Voor onderwijsbeleid

  • Maak de referentieniveaus beter zichtbaar
    Petra van den Brom: “Leerkrachten moeten meer bewust worden gemaakt van de consequenties van hun keuzes voor een bepaalde leerlijn en wat dat betekent voor het te behalen referentieniveau. Er moet veel meer worden benadrukt dat leerlingen die de 1F-lijn volgen niet toekomen aan het niveau 1S.” Daarbij is het bovendien van belang dat duidelijker wordt dat niveau 1S (zo lang mogelijk) in beeld moet zijn als het beheersingsniveau om naar toe te werken.  
  • Zorg voor een geaccrediteerde opleiding tot rekencoördinator en scholingsmogelijkheden voor leerkrachtenteams
    Een geaccrediteerde opleiding tot rekencoördinator zorgt ervoor dat rekencoördinatoren in de basis op gelijke wijze zijn toegerust om hun collega’s te ondersteunen bij de voorbereiding, uitvoering en evaluatie van onderwijs op het gebied van rekenen-wiskunde.
  • Analyseer de gebruikte lesmethoden en onderscheid de verschillende edities
    “Als een methode dominant is, dan bepaalt die methode dus wat er in veel klassen aan bod komt.
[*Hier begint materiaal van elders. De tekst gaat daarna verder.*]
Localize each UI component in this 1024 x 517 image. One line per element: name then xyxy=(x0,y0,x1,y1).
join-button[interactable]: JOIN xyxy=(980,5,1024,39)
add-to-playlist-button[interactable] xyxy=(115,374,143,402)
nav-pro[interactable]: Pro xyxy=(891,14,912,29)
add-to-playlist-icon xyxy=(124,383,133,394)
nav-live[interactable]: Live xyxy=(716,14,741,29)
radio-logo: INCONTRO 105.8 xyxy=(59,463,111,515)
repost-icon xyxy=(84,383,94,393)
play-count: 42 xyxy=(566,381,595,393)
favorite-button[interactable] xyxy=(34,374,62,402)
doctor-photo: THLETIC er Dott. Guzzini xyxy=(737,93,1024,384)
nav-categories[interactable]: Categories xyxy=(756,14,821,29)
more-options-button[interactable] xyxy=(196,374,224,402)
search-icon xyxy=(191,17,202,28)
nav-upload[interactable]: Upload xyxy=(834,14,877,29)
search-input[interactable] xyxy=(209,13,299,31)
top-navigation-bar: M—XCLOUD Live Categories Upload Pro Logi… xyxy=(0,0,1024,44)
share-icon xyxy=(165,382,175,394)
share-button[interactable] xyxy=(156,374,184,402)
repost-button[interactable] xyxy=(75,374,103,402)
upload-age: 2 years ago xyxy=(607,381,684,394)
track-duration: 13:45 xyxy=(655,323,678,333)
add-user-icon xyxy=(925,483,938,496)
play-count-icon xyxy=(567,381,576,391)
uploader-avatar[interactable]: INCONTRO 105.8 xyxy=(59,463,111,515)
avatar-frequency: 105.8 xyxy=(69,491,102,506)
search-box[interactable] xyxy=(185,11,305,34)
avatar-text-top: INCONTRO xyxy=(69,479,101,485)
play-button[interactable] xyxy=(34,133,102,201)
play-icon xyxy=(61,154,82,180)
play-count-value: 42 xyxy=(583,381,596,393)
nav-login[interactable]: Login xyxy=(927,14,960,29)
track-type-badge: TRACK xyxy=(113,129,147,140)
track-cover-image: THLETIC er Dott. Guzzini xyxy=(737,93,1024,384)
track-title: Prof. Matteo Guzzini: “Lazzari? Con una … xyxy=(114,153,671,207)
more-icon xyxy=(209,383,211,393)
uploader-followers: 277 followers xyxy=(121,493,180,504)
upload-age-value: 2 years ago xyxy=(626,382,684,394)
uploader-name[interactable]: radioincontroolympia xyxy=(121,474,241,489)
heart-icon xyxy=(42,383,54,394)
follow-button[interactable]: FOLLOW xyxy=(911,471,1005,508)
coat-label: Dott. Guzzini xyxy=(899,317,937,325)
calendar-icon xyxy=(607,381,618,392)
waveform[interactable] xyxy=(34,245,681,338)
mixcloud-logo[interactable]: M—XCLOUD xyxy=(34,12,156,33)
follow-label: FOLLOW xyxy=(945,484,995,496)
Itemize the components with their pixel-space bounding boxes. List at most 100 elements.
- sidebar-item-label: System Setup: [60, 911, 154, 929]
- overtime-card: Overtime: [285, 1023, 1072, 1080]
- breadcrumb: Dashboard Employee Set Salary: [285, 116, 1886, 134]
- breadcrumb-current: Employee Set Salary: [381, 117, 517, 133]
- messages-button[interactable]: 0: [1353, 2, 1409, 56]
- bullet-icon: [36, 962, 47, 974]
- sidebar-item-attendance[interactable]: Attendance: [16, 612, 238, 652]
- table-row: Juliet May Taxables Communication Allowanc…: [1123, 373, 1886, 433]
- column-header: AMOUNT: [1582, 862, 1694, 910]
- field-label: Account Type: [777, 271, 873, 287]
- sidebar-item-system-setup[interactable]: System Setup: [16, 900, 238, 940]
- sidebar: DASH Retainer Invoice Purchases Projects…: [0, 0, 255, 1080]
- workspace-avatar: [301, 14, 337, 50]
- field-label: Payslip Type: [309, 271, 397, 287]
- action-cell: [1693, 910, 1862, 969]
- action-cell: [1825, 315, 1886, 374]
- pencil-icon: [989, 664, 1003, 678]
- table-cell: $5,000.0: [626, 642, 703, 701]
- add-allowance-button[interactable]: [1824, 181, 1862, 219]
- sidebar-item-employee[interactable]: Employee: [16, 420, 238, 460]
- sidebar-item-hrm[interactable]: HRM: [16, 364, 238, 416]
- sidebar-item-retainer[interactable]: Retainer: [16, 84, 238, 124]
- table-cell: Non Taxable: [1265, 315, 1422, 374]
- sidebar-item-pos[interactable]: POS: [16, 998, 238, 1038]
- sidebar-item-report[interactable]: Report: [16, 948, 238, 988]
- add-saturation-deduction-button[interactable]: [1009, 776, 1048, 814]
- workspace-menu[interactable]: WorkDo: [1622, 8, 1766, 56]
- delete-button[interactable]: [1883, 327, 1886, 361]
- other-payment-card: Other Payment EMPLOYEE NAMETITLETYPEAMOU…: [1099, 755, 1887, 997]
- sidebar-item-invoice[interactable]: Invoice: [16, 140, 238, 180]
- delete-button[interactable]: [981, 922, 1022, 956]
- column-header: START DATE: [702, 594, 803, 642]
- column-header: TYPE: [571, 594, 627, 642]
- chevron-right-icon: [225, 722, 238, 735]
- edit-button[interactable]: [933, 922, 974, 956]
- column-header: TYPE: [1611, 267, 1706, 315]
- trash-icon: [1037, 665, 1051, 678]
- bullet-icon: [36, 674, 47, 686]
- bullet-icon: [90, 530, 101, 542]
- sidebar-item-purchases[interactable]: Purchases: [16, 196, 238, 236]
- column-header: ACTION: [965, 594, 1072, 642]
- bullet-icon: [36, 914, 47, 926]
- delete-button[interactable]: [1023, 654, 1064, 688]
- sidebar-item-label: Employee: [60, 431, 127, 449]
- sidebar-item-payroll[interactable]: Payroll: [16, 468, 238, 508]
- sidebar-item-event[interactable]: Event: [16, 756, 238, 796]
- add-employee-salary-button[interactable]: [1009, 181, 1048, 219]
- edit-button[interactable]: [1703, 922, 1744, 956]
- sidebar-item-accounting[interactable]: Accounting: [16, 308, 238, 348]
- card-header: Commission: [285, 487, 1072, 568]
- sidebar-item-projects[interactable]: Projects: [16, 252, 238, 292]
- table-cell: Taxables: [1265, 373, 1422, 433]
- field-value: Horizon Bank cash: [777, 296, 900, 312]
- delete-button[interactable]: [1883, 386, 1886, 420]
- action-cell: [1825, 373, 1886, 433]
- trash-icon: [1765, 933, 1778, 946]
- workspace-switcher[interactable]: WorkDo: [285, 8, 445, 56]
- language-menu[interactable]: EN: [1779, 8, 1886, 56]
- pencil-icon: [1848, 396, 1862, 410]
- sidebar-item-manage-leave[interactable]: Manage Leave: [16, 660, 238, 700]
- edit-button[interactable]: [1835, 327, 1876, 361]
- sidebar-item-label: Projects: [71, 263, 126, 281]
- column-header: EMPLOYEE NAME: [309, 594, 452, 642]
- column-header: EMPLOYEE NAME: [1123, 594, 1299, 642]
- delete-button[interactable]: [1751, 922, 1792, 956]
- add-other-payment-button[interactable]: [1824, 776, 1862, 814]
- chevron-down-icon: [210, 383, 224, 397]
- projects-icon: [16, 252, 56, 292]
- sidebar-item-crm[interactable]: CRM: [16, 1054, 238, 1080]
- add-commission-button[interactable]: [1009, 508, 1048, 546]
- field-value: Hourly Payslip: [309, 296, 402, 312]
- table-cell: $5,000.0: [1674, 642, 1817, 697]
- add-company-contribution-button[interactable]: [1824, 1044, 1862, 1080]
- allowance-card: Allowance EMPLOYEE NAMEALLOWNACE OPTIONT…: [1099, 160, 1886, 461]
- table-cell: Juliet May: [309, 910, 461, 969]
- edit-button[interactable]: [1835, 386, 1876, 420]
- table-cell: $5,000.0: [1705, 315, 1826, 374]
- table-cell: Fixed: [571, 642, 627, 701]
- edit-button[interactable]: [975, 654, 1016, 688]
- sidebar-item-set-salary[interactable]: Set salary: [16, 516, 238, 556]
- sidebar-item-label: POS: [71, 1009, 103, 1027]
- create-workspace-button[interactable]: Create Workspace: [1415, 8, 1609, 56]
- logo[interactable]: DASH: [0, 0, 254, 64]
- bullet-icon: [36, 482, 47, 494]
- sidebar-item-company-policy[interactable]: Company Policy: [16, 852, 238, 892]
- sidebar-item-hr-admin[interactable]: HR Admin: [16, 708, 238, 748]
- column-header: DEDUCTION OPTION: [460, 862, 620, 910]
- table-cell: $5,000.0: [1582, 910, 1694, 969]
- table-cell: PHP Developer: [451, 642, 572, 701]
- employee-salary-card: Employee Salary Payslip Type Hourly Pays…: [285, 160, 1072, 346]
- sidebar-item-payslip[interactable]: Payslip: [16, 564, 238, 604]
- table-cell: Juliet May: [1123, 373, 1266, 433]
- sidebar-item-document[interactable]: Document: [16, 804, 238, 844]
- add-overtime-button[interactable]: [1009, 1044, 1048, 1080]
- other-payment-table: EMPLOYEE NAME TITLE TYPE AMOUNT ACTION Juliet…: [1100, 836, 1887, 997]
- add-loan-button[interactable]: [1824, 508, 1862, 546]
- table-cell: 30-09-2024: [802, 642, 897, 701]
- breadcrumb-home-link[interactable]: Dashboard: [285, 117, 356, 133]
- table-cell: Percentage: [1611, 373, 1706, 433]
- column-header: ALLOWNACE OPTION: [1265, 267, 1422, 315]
Het is dan interessant om de kwaliteit en de compleetheid van de methode te beoordelen. Deze beïnvloedt namelijk het onderwijsleerproces en de leerlingprestaties”, aldus Wied Ruijssenaars.

Voor vervolgonderzoek

  • Voer een longitudinaal onderzoek uit naar de ontwikkeling van de rekenvaardigheid in samenhang met onderwijskwaliteit
    Michiel Veldhuis pleit voor grootschalig longitudinaal onderzoek om zicht te krijgen op rekenprestaties van leerlingen in samenhang met bijvoorbeeld instructiekwaliteit van leerkrachten, de attitude van leerkrachten en rekenangst en/of -plezier bij leerlingen. Belangrijk om hierin mee te nemen, zijn de verwachtingen die spelen bij leerkrachten en leerlingen zelf. Vaak zijn namelijk verwachtingen ten aanzien van het maximaal te behalen rekenniveau al vroeg in de schoolloopbaan aanwezig.
  • Verkrijg meer inzicht in (verschillen in) leerkrachtkwaliteit

Niet alleen de instructiekwaliteit is hierbij belangrijk, volgens Hanneke van Doornik: “Ook de eigen rekenvaardigheid van de leerkracht en zijn/haar attitude ten aanzien van rekenen-wiskunde zijn belangrijke factoren die een samenhang zouden kunnen hebben met de leerlingresultaten.”

  • Onderzoek welke didactiek leidt tot maximale leeropbrengsten
    De focusgroep beveelt aan nader te onderzoeken welke didactiek leidt tot optimale leerprestaties. Met de resultaten kunnen leerkrachten worden gestimuleerd om die didactiek in hun onderwijs in rekenen-wiskunde toe te passen. Henk Logtenberg: “Leerkrachten zouden goed moeten weten welke aspecten in hun handelen bijdragen aan het ontwikkelen van de rekenvaardigheid van leerlingen. Hoe draagt bijvoorbeeld het aanleren van probleemoplossend vermogen bij aan het rekenvermogen van leerlingen? En in hoeverre helpt differentiëren in een klas?”